Friends of the Clearwater, Save Our Wild Salmon and Palouse Group Sierra Club based their request on the recent accident in which a diesel truck overturned and spilled about 7,500 gallons of fuel into a ditch beside the highway.
“This spill is not the first that has occurred,” the groups noted in a letter to the governor. “Crashes in 2002 and 2003 spilled thousands of gallons into the river, and a crash in 2005 spilled 1,600 gallons on the north side of the road.”
The Lochsa and Clearwater are cold, clean rivers that provide water for various municipalities and support internationally renowned fisheries, the groups said. To ensure their protection, they want Otter to work with the Federal Highway Administration, U.S. Forest Service, Environmental Protection Agency, Nez Perce Tribe and Idaho Transportation Department to stop further shipments of hazardous material along the Lochsa River portion of U.S. 12 and to reduce such shipments along the Middle Fork Clearwater segment.

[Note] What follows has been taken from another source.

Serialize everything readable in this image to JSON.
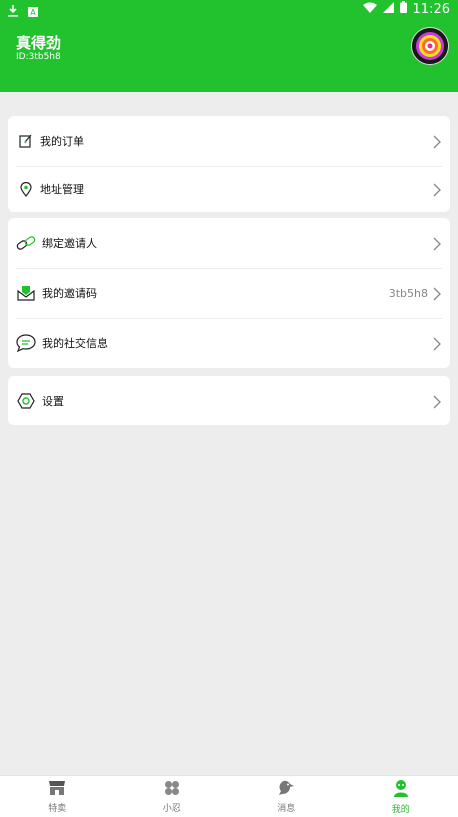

The groups also reiterated their opposition to the oversized shipments proposed by ConocoPhillips, Imperial Oil and most recently by Harvest Energy Co.
“The nature of this route dictates that it isn’t appropriate for hazardous materials and is not appropriate for massively oversized loads either,” they said.
Oil company officials have indicated the refinery and processing equipment is made of inert metals and therefore isn’t hazardous.